Renormalization of mass of an electron inside the crystal

In Cheng and Li's book, Gauge theory of Elementary Particle Physics, he essentially says that renormalization has nothing to do with infinities. Even in a totally finite theory, we would still have to renormalize physical quantities. For example, the mass $m^*$ of an electron inside the crystal is renormalized from the mass $m$ it has outside the crystal (due to the interaction inside the crystal). However, unlike relativistic QFT, both $m$ and $m^*$ are measurable and finite. Therefore, the correction $\delta m=m-m^*$ should also be finite.

How does one calculate this correction $\delta m$? If one uses quantum field theory, he finds that the correction to electron mass is logarithmically divergent.

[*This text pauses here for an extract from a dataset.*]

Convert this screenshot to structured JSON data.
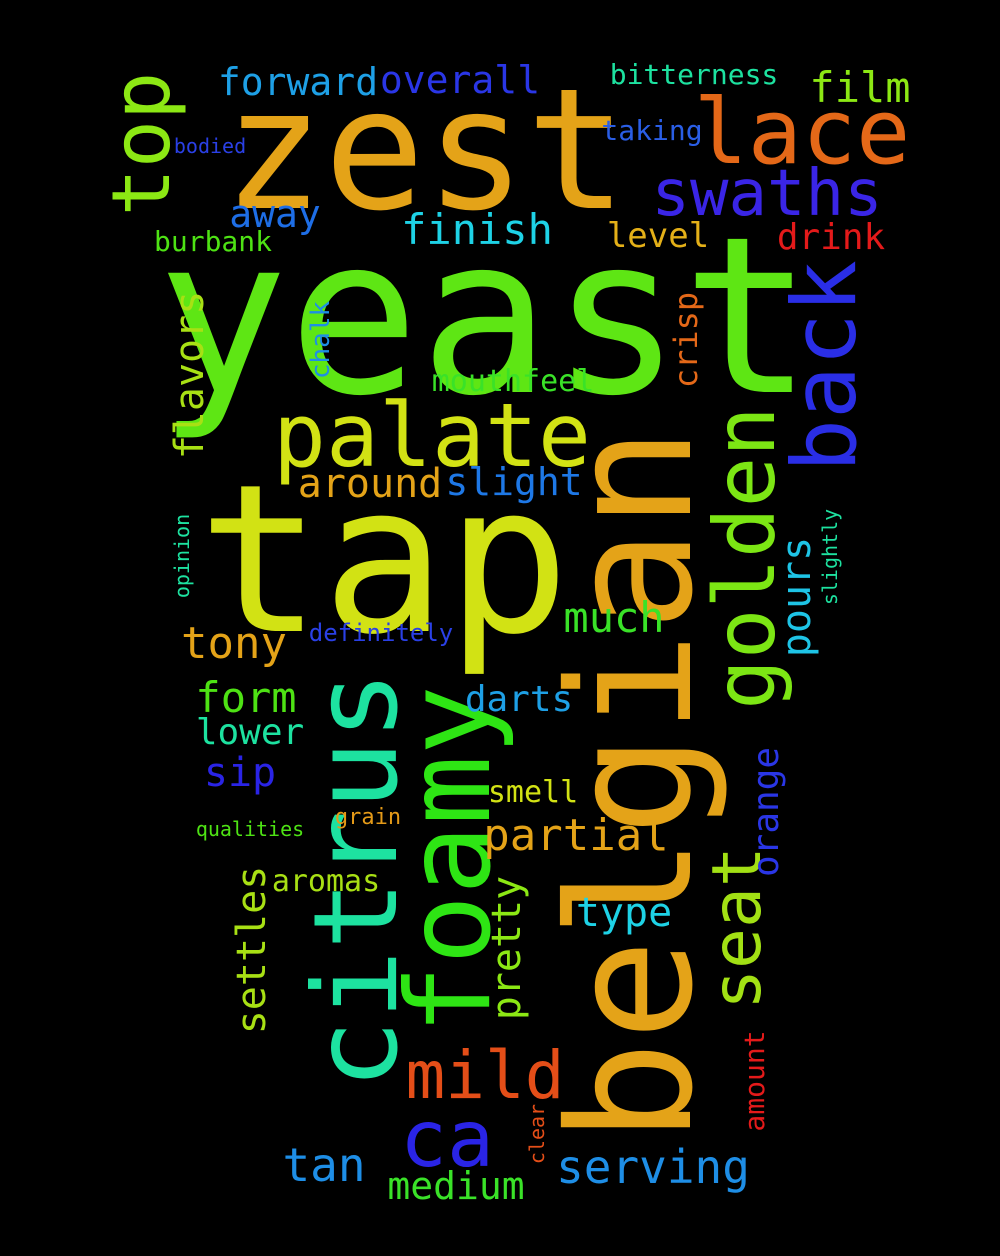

• In QFT the masses are not divergent if we take some cut-off. The divergence only shows up if you push our QFT to arbitrary small distance. In your case, the QFT is an effective one, so is wrong to push it to arbitrary small distance, you know that there is a free electron at a given (small distance/high energy), with a bare mass $m$. The corrections will not be divergent because the limits of our integrals in momentum space will not be pushed to infinity. The $\delta m$ will clearly be $\sim\Lambda\log \Lambda$ at first orders. With $\Lambda$ being the the cut-off. – Nogueira Feb 16 '18 at 1:02

There are also typical examples from the high-energy effective field theories, like chiral perturbation theory, which describes the pseudo-scalar mesons octet interactions below the scale of the QCD chiral symmetry spontaneous breaking. In this theory the natural cut-off is the proton mass. Without EM interactions the masses $\pi^{0}, \pi^{\pm}$ are equal. However, once the EM interactions are turned on, loop corrections to the charged mesons masses appear. With finite cut-off, these corrections are, of course, finite.